Metric	Measures	Use for
BLEU	n-gram precision against references	translation — standard baseline
chrF	character-level F-score	translation for morphologically rich languages
ROUGE	n-gram recall against references	summarization
BERTScore	embedding-space similarity to references	semantic similarity beyond n-grams
COMET	learned metric trained on human judgments	translation — state of the art
perplexity	token-level likelihood under the model	language modeling and intrinsic fit

No metric is a substitute for reading outputs. A BLEU of 42 says the n-grams overlap with the reference; it does not say the sentence is correct.

Length Control And /¶

Two special tokens hold the sequence-generation plumbing together:

<BOS> (beginning of sequence) — primes the decoder
<EOS> (end of sequence) — the decoder emits this to stop; without it the decoder generates forever
practical systems also impose a max_new_tokens safety cap

At inference, generation stops when the decoder emits <EOS> or the cap is hit. A decoder that rarely emits <EOS> is a common bug — usually caused by a training set where short, punctual termination was rare.

What To Inspect¶

the alignment of decoder cross-attention to encoder positions — do they correspond to the words you expect
whether <EOS> is produced at a reasonable rate
output length distribution vs. reference length distribution — a systematic shortening or lengthening is a training-signal bug
whether the error pattern lives in translation quality (word choice) or in fluency (syntax)
BLEU and a small read of 20 examples — never ship on metric alone
teacher-forced loss vs. free-running loss gap — large gap signals exposure bias

Failure Pattern¶

Shipping a model that never emits <EOS> and relying on max_new_tokens to truncate. Truncation looks like a bug to users; the fix is to rebalance the training set or upweight <EOS> in the loss.

A second failure pattern is using greedy decoding on a translation task and wondering why the outputs are dull or short. Beam search is not optional for translation.

A third failure pattern is comparing two models on BLEU alone and picking the higher one. BLEU ties of ±0.5 are within noise; read the actual outputs on a fixed diff set.

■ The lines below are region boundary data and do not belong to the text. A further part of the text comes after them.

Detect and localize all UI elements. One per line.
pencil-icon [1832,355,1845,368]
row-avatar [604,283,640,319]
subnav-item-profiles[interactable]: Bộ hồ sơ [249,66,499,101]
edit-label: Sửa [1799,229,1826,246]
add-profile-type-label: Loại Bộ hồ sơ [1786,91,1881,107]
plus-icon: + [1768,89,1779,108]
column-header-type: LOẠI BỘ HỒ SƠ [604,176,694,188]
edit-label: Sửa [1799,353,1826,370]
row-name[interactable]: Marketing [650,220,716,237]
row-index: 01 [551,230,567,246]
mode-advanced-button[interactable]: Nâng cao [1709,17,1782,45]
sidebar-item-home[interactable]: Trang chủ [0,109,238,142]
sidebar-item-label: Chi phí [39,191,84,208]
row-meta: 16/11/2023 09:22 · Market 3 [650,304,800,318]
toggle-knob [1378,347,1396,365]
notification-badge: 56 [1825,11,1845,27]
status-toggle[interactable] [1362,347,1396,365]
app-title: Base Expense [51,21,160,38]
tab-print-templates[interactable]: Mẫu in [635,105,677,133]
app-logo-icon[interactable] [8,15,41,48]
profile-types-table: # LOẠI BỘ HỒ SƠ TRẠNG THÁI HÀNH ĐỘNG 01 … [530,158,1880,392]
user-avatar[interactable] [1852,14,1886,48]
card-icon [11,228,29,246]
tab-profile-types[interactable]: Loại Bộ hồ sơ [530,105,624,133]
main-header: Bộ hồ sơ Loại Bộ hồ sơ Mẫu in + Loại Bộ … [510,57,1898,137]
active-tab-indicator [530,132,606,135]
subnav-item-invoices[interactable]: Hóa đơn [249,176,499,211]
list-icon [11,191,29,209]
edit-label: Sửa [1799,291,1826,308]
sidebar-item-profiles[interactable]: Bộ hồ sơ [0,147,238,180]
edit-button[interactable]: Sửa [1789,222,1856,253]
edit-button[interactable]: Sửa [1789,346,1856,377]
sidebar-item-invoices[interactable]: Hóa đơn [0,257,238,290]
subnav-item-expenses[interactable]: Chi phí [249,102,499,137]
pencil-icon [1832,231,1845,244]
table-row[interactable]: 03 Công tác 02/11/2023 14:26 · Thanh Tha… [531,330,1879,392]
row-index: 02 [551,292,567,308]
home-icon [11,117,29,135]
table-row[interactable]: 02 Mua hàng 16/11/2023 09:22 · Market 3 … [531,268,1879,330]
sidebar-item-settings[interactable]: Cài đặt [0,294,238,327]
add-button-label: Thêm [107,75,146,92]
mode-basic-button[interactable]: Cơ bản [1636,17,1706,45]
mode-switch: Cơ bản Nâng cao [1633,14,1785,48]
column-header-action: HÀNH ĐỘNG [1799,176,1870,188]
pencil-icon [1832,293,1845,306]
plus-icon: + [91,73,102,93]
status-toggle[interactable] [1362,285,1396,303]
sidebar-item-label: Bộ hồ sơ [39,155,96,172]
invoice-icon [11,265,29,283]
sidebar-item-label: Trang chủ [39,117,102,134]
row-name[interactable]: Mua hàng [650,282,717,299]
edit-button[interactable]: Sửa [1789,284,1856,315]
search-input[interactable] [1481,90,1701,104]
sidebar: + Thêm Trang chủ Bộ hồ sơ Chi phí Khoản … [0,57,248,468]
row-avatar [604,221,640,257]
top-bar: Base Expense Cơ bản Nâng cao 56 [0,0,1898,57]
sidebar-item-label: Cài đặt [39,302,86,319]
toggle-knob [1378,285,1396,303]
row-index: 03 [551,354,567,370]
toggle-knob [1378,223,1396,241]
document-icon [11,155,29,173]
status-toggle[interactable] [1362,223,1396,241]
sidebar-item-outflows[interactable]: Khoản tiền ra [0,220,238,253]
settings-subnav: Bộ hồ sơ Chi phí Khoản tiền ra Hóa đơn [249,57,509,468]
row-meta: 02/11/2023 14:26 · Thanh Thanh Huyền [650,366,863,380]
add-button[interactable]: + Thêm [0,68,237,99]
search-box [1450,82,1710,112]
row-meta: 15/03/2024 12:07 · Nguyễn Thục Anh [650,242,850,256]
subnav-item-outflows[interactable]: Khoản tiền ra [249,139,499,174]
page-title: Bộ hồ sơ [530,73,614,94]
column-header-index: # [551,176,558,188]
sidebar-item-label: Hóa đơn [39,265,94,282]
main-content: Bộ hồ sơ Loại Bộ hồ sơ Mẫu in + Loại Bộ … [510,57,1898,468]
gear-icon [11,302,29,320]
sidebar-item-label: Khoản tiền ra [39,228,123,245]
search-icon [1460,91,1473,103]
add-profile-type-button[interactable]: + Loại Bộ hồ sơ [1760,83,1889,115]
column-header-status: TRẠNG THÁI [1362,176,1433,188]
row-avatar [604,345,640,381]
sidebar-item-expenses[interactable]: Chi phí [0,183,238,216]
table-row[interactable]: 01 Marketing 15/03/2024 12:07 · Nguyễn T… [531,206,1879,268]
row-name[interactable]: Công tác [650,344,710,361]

A fourth failure pattern is evaluating generation quality on the training distribution. Exposure bias shows only at inference on fresh inputs, where the decoder must condition on its own output.

Quick Checks¶

Is teacher forcing wired in training, and free-running wired at inference?
Is the decoder producing <EOS> at a reasonable rate?
Is the decoding strategy matched to the task — beam for translation, nucleus for open-ended?
Is the cross-attention alignment sensible on a sample?
Is the output length distribution matched to the reference length distribution?

Practice¶

Implement a tiny RNN encoder-decoder on a character-level reversal task (input → reversed).
Replace the RNN decoder with a greedy transformer decoder and compare sample quality.
Add beam search with k = 1, 4, 16 and compare BLEU on a small translation set.
Lower decoding temperature from 1.0 to 0.2 on an open-ended generation task and observe the sample distribution.
Compute teacher-forced loss and free-running loss on the same validation set. Explain the gap.
Explain why cross-attention is what makes the decoder "look at" the encoder.
Describe one case where BLEU disagrees with human judgment.
State why <EOS> is a trained decision and not a post-processing step.
Explain the relationship between temperature and top-p and when they stack.
Describe one systematic error pattern you would expect in a low-resource language pair.

Longer Connection¶

Encoder-decoder sits next to:

Attention and Transformers — the architecture that powers the modern encoder-decoder stack
Language Modeling Fundamentals — the next-token-prediction framing shared with decoder-only models
Tokenization Mechanics — the sub-word tokenizers that keep open-vocabulary sequence generation tractable
Text Generation and Language Models — the broader generation workflow including decoder-only models
Recurrent Networks and Sequences — the sequence models the modern architecture replaced

Encoder-decoder is the shape of every sequence-in, sequence-out problem. The decisions — attention pattern, decoding strategy, tokenization, metric — are where the real engineering lives.